Large estates that contain millions of dollars’ worth of assets are potentially subject to major tax obligations. Once the total value of the estate reaches $13.99 million, as of 2025, the estate may be responsible for federal estate taxes.
The federal estate tax is a progressive tax, which means that the more property the estate contains, the higher the tax rate that applies. Estate taxes can diminish an estate by anywhere from 18% to 40%. Thankfully, there is no California estate tax.
What tactics can people take to reduce the estate taxes to be assessed against their estates after they die?
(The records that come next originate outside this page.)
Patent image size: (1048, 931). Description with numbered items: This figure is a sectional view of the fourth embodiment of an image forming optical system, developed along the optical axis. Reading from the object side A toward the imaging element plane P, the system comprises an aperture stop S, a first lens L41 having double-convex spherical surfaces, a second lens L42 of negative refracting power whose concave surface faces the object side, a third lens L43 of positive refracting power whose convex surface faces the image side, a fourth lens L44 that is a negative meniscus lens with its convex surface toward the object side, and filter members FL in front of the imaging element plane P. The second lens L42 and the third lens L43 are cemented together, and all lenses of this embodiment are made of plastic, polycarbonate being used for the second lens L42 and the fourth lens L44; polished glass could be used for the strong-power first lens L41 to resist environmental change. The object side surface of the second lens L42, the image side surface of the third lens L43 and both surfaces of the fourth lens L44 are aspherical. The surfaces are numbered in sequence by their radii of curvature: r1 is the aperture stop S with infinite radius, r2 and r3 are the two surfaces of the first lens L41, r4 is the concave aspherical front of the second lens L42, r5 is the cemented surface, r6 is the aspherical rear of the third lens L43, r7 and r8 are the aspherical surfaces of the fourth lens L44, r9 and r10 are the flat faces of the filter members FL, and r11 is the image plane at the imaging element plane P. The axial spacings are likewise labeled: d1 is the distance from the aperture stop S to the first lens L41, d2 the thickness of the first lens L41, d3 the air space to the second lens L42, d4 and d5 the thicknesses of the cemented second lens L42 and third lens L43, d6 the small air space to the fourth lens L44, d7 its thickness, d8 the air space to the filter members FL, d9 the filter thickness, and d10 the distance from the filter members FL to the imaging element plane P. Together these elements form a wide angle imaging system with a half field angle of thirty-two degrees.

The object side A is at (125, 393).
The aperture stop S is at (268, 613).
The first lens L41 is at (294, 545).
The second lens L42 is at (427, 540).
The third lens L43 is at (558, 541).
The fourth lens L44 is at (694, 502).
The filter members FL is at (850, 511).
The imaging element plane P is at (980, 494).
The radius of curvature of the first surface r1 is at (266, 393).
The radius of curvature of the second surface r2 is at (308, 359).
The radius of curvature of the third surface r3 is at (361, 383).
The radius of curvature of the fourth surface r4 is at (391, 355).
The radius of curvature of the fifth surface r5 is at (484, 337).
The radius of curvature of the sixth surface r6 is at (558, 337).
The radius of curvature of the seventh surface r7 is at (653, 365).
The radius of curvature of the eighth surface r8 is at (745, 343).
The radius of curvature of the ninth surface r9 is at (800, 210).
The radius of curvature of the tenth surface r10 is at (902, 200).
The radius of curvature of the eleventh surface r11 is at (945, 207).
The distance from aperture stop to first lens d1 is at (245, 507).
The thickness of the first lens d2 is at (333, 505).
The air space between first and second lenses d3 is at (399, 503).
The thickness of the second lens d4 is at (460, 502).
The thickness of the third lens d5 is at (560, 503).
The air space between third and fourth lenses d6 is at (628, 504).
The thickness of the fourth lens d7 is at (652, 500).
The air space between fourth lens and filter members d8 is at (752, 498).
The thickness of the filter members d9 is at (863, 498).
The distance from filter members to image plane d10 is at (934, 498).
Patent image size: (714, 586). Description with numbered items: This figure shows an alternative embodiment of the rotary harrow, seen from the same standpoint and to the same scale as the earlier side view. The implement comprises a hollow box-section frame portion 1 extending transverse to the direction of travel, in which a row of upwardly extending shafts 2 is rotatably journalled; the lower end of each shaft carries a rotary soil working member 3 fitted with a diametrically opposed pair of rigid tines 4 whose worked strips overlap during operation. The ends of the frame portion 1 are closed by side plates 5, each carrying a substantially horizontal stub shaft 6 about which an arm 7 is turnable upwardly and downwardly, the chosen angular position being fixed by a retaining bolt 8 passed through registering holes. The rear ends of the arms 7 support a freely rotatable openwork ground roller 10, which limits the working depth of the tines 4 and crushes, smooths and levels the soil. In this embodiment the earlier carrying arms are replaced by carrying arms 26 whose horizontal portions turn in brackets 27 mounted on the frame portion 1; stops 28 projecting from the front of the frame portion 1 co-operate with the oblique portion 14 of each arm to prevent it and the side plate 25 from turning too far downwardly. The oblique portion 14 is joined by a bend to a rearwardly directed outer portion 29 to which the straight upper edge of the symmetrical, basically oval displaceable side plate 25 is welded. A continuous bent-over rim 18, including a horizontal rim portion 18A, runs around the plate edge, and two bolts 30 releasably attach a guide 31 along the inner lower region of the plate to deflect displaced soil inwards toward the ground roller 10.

Changing ownership limits taxes
Any assets held solely in the name of the person who dies become part of their estate. People who take on co-owners, especially if they arrange for an automatic transfer of interest, can prevent their assets from becoming part of an estate and being subject to federal estate taxes.
For financial accounts, it may be possible to submit transfer-on-death paperwork to allow a specific beneficiary to assume ownership of a bank account. Those with real property holdings could execute a transfer-on-death deed to keep their real estate out of probate court.
Trusts are also a useful resource for those trying to reduce the value of an estate to avoid or minimize estate taxes. Property owned by a trust does not become part of an estate when the trustor who funded the trust passes. Other strategies might be beneficial as well, including strategic gifts to family members and other chosen beneficiaries.
Individuals concerned about estate taxes and optimizing their legacies may need to discuss their holdings and different estate planning tools with a skilled legal team. With careful planning, it is possible to minimize estate taxes or even avoid them entirely.